I often wish that I could turn back the clock on a particularly busy day and have more time to get more things done. Sometimes, I fantasize about being able to do this over and over again until I am caught up with all my obligations. I realize that this is a selfish wish, a solipsistic fantasy. There are many people in the world who wish time would go faster because they are in prison, or poor or being assaulted or…. For many reasons, for many people, rewinding the day an indeterminate number of times would be a version of hell. I once expressed to a friend at church my yearning to be cloned so that I had time to do everything I needed to do. She looked at me over her glasses and said, “Or you could just do less.” That was a new thought for me.

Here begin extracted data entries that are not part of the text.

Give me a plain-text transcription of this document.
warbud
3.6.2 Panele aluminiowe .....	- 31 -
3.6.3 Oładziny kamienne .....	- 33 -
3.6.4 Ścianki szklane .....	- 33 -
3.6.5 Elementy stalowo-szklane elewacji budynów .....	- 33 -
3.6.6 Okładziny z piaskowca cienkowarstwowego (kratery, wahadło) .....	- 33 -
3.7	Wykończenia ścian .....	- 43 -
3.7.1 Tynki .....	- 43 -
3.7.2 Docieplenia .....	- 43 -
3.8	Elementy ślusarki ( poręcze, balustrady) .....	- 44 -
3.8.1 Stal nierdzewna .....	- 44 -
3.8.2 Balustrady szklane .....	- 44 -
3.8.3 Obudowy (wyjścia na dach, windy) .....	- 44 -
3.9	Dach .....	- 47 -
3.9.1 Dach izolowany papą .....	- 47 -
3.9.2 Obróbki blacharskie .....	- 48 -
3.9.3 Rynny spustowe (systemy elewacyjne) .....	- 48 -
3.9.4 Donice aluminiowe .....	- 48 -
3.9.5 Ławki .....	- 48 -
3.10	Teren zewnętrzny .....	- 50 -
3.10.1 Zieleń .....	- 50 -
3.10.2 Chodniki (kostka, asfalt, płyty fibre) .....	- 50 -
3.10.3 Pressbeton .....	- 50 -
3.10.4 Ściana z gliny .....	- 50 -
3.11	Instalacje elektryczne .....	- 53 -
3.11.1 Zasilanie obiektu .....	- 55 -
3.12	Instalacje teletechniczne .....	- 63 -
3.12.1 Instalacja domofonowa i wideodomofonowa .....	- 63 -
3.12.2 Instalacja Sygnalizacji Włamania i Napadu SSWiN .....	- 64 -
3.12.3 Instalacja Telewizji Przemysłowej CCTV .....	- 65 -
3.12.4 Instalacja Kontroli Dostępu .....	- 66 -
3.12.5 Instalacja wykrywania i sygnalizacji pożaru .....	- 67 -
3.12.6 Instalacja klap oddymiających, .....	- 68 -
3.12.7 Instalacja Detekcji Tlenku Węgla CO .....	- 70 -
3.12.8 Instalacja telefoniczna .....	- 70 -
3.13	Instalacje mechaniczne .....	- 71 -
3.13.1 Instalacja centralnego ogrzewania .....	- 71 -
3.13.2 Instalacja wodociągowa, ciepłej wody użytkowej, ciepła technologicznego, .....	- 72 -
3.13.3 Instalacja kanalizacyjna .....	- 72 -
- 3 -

Sometimes I make lists of all the things I have to do that I wish I didn’t have to do. Please tell me that I don’t remind you of an Andy Rooney segment on 60 Minutes, where he sits at his desk, surrounded by milk cartons, whining about why there are so many percentages involved in milk these days.

The desire to be able to turn back time to get more done is symptomatic of lots of things, none of them particularly positive.

  1. Works righteousness, for one thing.
  2. For another, it’s a sign I haven’t heard a word Jesus was saying in his proverb “Let the day’s own trouble be sufficient for the day.” No, I want a longer day so I can pack more trouble into it! I want 2 more days each week. I want 4 more hours in each day. I want another month between December and January with 31 days in it. I even have a name picked out. It would be called the month of Remember.  That has a nice ring to it. I want an additional month of summer. I haven’t yet decided what to call it. When I do the math that is one more month at Christmas, one more month of summer, the additional 4 hours a day adds up to 2 more months, the extra 2 days each week add up to about 3 months. So I’m saying I want seven more months in every year. That’s beginning to sound a little dysfunctional, even to me. At the very least it sounds greedy.
  3. The desire to turn back time is probably also a sign of elitist privilege. People who are not materially comfortable and who don’t have a degree of destiny control don’t have the luxury of achievable ambitions.
  4. It’s also a sign of poor time management since I’ve just spent time on this fantasy about not having enough time. How am I ever going to spring forward if I keep falling back?